Experts are in trouble. And our whole society is in trouble. We don’t know what to believe and our experts often seem to have only a tenuous grasp on reality. These concerns are societal products of late 20th and early 21st Century thought. Furthermore, there is a much earlier source: the voice of Socrates as heard through the writing of Plato. Socrates (via Plato) offered a critique of ways in which we view reality and how we should view the role of “experts” through a widely known allegory of shadows being caste on the wall of a cave. Those living in this cave believe that the shadows are reality and that those providing interpretations of these shadows are truly “experts” and purveyors of truth and reality.

Given that we might be living in a Platonic cave, what should be done about Facts? Is it acceptable to embrace something that never existed – something that has been created by someone for their own purposes, while implying that it is Truth?? We turn in this chapter to a brief recounting of the history of Facts at three different eras in the operation of human societies. With this historical base in place, we consider how Facts (accurate or fabricated) are being used. We conclude with the presentation of some strategies and tools that can be engaged to increase the chances that Facts have been accurately assessed.

Chapter Fifteen – Beliefs in Wonderland III: Cultural and Psychodynamic Perspectives

The focus of our analysis extends beyond an exploration of the basic cultural foundations of lie-based group and societal perspectives and actions. As we suggest throughout this book, the mid-21st Century world is one that is saturated with volatility, uncertainty, complexity, and ambiguity (VUCA).  VUCA is, in turn, swirling in a white-water world of turbulence and strained in a world of profound contradiction. VUCA becomes VUCA-Plus. This chapter delves into the six cultures that operate in most societies and in organizations in which the crisis can emerge and fester.

Chapter Sixteen — Helping Believers Stay Out of or Leave Wonderland I: Experts and the Diffusion of Innovative Ideas and Valid Information

In Chapter Two we defined what an “expert” looks like, how to identify such an individual and what “expertise” is. In this chapter we provide greater detail about experts, especially as they can assist us in staying out of or leaving Wonderland. More generally, we consider ways in which experts can help us address the acceptance of new ideas and innovations—and the resistance of those who live in their own Bubble of Belief.

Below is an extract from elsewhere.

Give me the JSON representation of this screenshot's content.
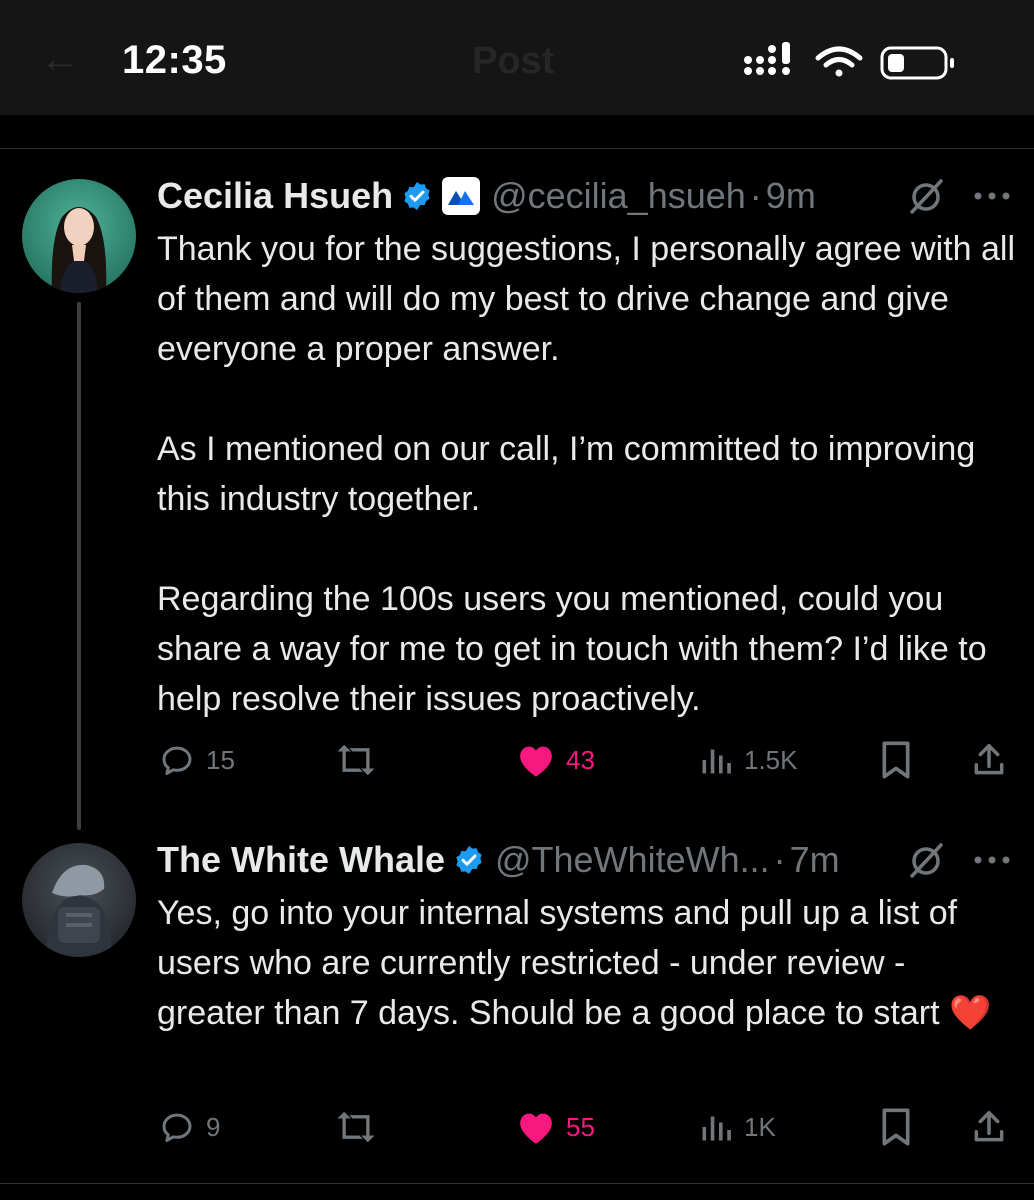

Experts often offer new ideas to those they are seeking to influence. The old world and old ideas are no longer of great value. Something new is present or on the horizon. As an “expert” I am the one to introduce this innovation; furthermore, I keep ahead of other experts by offering the new idea before they do. This might mean that I am offering an innovation that is absurd or even dangerous. I might instead be offering an innovation that is indeed valid and potentially of great use.

The problem is that I can’t get anyone to accept this innovation or even take it for a “test run.” The resistance to my new idea is great. It is indeed hard to learn how to do something differently if we have learned how to do it successfully the “old way.” The crises of expertise and belief often reside in the diffusion of an innovative idea. These interwoven crises are exacerbated in a VUCA-Plus world that is saturated with competing ideas that contradict one another and are constantly being revised, removed, or reconsidered. Given all of this, an appreciation of innovation diffusion is critical for both the expert and the consumer of new ideas.

In this chapter we focus on this diffusion of innovation and its implications for the offering of expertise. Making use of a model offered by Everett Rodgers, we identify the major challenges for experts and leaders to be found in meeting the concerns and better understanding the perspectives and concerns residing in five different populations. Each of these populations is to be found in all societies and formed around all major innovative ideas and practices.